Erziehungsphilosophie

Das Ziel meiner Arbeit ist der Aufbau einer harmonischen Beziehung zwischen Mensch und Hund, in der der Hund noch Hund sein darf und seine Bedürfnisse in Maßen ausleben kann, der Mensch seinerseits das Zusammenleben genießen und sich am Hund erfreuen kann, anstatt von diversen problematischen Verhaltensweisen seines Hundes tyrannisiert zu werden.

Meine Arbeit beruht nicht auf der Anwendung einer starren Ausbildungsmethode, sondern auf einem stets individuellen Umgang mit Mensch und Hund. Aufgrund der Individualität von Hund und Mensch kann es gar nicht „die“ eine Methode geben.

Zudem befinden wir uns ja selbst in einem permanenten Lernprozess und müssen auch einmal Ansichten revidieren, andere Zugänge ausprobieren. Regelmäßige Fortbildung und der Austausch mit Kollegen sind für uns selbstverständlich.

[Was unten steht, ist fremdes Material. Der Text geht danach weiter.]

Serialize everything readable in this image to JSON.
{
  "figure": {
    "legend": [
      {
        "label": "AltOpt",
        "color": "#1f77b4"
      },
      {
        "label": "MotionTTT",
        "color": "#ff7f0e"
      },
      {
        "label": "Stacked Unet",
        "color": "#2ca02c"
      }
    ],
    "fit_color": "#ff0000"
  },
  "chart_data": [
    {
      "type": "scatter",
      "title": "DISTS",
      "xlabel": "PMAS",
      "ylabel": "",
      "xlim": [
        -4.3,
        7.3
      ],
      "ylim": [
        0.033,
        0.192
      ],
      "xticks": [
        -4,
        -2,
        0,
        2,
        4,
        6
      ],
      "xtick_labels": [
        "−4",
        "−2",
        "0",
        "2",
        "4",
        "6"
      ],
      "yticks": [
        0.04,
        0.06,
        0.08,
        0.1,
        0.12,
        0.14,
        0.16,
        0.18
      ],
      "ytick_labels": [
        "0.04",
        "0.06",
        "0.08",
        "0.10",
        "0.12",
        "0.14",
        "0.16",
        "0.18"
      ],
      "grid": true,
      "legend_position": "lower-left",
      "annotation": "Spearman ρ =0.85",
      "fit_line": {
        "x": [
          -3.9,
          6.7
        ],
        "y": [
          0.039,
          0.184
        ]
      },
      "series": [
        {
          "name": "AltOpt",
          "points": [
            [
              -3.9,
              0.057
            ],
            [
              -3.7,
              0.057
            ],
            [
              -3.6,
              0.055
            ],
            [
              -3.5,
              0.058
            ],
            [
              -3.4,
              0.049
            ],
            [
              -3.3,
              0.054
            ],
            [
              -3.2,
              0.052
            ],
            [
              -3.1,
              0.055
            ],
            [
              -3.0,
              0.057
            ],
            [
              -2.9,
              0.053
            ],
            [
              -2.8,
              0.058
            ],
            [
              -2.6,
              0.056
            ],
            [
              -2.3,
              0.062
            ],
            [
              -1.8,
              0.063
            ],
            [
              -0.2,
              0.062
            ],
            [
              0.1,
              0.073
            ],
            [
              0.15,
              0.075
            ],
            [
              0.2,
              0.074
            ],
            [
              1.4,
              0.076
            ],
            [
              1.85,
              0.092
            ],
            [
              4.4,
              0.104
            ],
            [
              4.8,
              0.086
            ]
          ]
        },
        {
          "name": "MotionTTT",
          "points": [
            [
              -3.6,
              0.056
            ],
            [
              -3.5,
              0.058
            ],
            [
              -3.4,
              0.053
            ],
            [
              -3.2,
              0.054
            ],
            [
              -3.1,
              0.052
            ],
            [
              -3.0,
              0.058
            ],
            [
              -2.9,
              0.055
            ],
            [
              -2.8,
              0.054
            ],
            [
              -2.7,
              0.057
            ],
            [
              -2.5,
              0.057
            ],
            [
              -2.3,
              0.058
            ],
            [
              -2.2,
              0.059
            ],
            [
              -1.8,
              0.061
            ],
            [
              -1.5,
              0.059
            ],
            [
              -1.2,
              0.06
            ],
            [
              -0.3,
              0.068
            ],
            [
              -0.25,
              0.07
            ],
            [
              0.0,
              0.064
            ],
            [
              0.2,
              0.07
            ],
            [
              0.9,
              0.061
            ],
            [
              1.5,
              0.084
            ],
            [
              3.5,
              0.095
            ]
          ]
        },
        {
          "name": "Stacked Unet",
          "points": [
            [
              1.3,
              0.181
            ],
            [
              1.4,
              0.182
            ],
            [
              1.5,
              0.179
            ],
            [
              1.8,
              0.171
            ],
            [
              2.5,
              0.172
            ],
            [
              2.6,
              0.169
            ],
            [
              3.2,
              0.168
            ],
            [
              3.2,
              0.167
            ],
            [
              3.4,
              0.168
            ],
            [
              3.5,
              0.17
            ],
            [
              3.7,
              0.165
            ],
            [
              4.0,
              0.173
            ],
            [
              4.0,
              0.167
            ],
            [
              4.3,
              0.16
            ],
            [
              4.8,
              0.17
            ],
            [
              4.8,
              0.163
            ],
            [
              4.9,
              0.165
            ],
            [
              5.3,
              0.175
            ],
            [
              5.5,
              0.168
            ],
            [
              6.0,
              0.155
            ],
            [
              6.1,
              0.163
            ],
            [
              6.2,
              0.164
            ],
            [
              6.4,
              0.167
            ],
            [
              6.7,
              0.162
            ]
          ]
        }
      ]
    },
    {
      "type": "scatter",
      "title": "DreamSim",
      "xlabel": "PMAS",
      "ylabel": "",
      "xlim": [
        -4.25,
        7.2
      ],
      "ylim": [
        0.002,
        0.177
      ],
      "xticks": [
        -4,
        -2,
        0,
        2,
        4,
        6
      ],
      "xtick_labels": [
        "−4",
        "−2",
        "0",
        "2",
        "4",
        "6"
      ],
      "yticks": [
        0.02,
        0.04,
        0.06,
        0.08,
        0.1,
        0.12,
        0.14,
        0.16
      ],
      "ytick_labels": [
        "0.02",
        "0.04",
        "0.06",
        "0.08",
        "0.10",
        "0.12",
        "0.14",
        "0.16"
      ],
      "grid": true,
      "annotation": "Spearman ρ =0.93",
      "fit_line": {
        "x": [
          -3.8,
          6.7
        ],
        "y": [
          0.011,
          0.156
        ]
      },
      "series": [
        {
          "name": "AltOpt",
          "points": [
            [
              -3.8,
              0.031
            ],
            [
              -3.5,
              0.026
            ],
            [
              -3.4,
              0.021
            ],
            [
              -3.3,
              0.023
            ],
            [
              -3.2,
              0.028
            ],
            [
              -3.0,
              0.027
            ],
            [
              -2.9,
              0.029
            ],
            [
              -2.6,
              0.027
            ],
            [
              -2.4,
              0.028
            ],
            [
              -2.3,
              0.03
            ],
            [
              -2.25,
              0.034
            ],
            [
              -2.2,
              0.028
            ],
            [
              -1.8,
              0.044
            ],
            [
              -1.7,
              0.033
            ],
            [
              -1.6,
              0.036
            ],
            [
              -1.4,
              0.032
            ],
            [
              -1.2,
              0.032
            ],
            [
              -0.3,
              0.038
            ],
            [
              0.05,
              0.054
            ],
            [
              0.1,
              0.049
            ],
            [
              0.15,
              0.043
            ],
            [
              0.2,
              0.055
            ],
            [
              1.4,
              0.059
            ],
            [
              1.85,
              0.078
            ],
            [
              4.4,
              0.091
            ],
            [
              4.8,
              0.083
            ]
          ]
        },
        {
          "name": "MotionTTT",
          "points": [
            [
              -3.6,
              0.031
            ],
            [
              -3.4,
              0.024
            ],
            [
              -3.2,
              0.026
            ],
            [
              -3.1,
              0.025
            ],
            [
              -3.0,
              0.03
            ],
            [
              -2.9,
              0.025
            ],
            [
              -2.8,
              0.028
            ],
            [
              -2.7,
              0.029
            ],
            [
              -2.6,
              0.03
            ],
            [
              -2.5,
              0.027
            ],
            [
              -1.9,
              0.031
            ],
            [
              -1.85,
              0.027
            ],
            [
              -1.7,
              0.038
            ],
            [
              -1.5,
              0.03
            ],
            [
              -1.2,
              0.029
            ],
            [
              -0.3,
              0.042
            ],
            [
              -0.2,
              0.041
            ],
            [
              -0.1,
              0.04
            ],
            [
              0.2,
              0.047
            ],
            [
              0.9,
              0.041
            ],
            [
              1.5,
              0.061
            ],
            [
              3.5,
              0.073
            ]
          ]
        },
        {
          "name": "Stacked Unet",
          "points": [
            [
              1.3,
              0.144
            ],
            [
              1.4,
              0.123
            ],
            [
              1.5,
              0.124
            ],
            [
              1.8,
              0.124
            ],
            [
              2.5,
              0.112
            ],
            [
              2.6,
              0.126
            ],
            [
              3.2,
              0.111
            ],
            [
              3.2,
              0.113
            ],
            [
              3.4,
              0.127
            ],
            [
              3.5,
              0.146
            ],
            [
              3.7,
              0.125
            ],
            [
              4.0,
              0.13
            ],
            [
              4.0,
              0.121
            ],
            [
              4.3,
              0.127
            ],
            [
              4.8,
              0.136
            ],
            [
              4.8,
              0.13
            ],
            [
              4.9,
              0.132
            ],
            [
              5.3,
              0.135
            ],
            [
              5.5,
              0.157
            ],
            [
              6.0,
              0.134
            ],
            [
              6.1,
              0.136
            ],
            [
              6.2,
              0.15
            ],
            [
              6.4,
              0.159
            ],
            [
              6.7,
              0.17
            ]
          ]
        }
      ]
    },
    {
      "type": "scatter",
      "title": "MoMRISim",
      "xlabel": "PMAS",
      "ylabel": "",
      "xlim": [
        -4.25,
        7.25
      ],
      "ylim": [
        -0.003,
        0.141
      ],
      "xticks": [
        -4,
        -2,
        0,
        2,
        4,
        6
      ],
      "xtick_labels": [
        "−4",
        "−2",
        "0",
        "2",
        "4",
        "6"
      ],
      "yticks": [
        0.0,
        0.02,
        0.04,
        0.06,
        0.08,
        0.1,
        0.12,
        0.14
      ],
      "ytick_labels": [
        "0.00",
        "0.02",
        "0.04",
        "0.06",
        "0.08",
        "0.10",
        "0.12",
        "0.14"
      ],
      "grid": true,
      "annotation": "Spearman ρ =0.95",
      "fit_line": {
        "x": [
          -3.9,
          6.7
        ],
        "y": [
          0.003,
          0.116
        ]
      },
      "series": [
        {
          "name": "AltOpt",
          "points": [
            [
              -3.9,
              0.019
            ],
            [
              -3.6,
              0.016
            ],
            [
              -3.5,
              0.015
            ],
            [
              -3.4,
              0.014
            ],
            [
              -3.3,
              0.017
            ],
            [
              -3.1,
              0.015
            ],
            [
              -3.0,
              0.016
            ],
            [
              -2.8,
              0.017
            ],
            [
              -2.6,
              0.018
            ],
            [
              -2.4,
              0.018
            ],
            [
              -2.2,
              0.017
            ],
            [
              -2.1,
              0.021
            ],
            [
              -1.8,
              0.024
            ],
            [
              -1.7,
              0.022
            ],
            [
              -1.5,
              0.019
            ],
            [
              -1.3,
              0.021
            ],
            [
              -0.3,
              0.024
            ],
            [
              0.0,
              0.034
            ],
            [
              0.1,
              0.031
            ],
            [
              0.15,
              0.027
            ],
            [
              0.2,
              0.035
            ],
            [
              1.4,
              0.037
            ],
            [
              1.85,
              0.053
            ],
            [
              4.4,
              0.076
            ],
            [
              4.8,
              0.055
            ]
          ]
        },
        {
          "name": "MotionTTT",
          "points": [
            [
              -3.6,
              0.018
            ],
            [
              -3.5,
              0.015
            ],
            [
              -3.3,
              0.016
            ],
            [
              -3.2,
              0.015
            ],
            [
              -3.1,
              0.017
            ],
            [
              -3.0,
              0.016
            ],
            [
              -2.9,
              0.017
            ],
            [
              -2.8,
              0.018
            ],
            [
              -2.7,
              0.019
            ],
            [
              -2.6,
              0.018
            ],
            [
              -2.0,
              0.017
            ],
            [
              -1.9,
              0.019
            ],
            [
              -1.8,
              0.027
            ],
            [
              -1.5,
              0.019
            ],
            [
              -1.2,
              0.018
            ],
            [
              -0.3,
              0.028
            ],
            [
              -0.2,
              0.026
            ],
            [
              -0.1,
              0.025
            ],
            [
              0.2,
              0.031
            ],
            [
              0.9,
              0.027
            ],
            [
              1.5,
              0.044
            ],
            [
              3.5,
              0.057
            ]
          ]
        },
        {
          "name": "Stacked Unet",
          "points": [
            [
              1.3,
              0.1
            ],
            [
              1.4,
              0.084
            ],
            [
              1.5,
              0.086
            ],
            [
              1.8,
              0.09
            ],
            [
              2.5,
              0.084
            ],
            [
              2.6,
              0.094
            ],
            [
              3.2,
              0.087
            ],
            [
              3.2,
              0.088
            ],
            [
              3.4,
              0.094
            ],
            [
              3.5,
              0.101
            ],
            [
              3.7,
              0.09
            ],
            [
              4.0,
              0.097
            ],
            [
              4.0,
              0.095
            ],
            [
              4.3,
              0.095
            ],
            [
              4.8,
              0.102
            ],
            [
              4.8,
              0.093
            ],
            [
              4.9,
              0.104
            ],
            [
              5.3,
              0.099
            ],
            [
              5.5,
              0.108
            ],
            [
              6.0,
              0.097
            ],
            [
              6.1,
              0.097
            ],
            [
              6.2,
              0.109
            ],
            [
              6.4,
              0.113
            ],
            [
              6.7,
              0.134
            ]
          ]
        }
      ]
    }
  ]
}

Nicht der Hund steht allein im Mittelpunkt unserer Anleitungen, sondern sein Mensch: Es gilt, Sie als Hundehalter mit Ihrem speziellen Hund, in Ihren speziellen Lebensumständen zu beraten und anzuleiten. Sie haben in Ihrem Alltag gar nichts davon, wenn Ihr Hund bei uns gehorcht, bei Ihnen aber die Ohren auf Durchzug stellt. Deswegen halte ich nichts davon, einen Hund in eine sogenannte „Fremdausbildung“ zu nehmen mit dem Versprechen, dass der Halter dann einen perfekt erzogenen Hund bekommt.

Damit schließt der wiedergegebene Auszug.